All the patients who were diagnosed with lung malignancy were in the age group of 55 to 75 years and most of them were males. Out of 100 cases, 66 were diagnosed by Bronchial Biopsy as lung cancer. Rest of the cases showed non specific inflammatory or tuberculous lesions or no significant pathology. BAL cytology showed 25 True Positive cases and 34 True Negative cases, as confirmed by Biopsy. 4 cases were diagnosed as False Positive and 37 cases as False Negative by BAL. (Table 1). Thus, Sensitivity of BAL was 42%. And Specificity was 89.6%.Similarly Positive Predictive Value (86%) and Negative Predictive Value (48%), False Negative Index (60%) and False Positive Index (11%) of BAL were calculated. Accuracy of BAL was 59%. (Table 2). Out of 25 True Positive cases diagnosed by BAL, 11 (44%) were classified as Poorly Differentiated Carcinoma (Figure 1), 7(28%) were Adenocarcinoma(Figure 2), 4 (16%) were Squamous Cell Carcinoma(Figure 3) and 3 (12%) were Small Cell Carcinoma. While only 19 (29%) cases out of 66 positive Bronchial Biopsies, were labelled as Poorly Differentiated Carcinomas, 14 (21%) were Adenocarcinoma, 10 (15%) were Squamous Cell Carcinoma and 3 (15%) were Small Cell Carcinoma. (Table 3)

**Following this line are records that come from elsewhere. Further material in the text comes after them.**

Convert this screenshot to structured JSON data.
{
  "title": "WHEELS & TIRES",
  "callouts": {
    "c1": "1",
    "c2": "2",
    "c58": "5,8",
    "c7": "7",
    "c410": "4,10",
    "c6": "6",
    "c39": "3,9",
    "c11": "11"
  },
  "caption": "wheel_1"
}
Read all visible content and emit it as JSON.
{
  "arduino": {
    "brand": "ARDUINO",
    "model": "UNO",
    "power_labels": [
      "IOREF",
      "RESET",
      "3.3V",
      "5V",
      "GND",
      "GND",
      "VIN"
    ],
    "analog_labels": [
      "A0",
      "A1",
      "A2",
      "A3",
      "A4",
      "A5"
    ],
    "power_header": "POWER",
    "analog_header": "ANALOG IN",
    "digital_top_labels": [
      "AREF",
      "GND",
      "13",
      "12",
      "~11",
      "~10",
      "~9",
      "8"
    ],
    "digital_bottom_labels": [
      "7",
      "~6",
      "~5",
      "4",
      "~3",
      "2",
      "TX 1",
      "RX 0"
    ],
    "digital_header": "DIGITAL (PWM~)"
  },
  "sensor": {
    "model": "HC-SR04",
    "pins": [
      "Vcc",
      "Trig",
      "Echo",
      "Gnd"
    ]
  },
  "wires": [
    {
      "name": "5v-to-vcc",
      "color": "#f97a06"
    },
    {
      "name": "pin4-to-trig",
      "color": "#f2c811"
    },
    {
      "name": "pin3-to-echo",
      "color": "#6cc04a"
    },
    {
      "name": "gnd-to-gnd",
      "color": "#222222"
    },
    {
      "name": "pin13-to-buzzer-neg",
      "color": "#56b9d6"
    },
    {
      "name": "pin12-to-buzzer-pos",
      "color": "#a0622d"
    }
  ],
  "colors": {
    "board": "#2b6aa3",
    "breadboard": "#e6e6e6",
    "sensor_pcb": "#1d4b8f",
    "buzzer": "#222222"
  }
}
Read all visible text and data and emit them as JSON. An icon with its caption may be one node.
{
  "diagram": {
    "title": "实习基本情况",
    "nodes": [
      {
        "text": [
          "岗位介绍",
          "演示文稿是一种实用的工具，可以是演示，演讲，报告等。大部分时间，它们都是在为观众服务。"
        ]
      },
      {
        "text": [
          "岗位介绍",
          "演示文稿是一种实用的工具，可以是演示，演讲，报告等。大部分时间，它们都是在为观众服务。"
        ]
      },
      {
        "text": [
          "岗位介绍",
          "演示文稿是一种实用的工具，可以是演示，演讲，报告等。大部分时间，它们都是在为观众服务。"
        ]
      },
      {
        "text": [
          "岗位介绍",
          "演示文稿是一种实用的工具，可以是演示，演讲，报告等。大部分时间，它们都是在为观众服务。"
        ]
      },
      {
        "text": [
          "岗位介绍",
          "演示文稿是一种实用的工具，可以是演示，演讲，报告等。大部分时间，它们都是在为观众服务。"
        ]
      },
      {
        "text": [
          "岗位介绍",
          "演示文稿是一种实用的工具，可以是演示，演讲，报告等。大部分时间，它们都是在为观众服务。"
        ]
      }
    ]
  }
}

Lung cancer is currently the most frequently diagnosed and the most common cause of cancer mortality worldwide.6 Since cytological sampling by BAL technique relies mainly on cells „exfoliated? from the malignant lesion in the bronchial epithelium, the adequacy of its samples depends on several vital factors, especially a) the degree of differentiation of malignant growth; b) preservation of the morphology of cytological material obtained; and c) technical skill of the clinician who is retrieving the lavage fluid from the bronchus1 In our study of 100 cases suspected of lung malignancy 66 were actually diagnosed positive for malignancy. The mean age of positive cases for malignancy was 60 years in our study and majority were males which correlated with most other studies.2,3,7,8 (TABLE : 4) The sensitivity (42%), specificity (89.6), False Negative Index (60%) and False Positive Index (11%) and accuracy (59%) were comparable to a similar study done by Gaur DS et al in which sensitivity, specificity, False Negative Index, False Positive Index and Accuracy were 39.4%, 89.6%, 60.6%, 10.4%, 71.4% respectively.1 In general, less differentiated, anaplastic lesions have more loosely cohesive cells in comparison to well differentiated lesions. Thus such lesions exfoliate larger number of cells into the Bronchial cavity than the well differentiated lesions.1 In our study too poorly differentiated lesions (44%) exceeded all other types among True positive cases. Similar results were obtained by Gaur DS et al also.1 Squamous Cell Carcinoma (35%) was second most common type after Poorly Differentiated Carcinoma in Biopsy samples as against BAL in which Adenocarcinoma (28%) was the second most common morphological type detected. This is supported by the fact that Squamous Cell Carcinoma followed by Adenocarcinoma are the two most common morphological type of lung malignancy worldwide.7 Similar results were also noted by Poletti et al.9 Small Cell Carcinoma was the next morphological type in both BAL(12%) and Biopsy(15%) samples and results were comparable with Gaur DS et al1 (7.1% BAL, 19.7%Biopsy) and Firoozbakhsh SH et al3 (2/17=12% BAL, 6/47=13% Biopsy). Only one case of Carcinoid tumor was diagnosed in Biopsy which was given falsely negative by BAL cytology much similar to the study by Gaur DS et al.1
Considering its safety, Bronchoalveolar Lavage cytology is a good screening method for diagnosing lung malignancy as it is fairly sensitive and specific when compared with Bronchial Biopsy which is the “Gold Standard” method.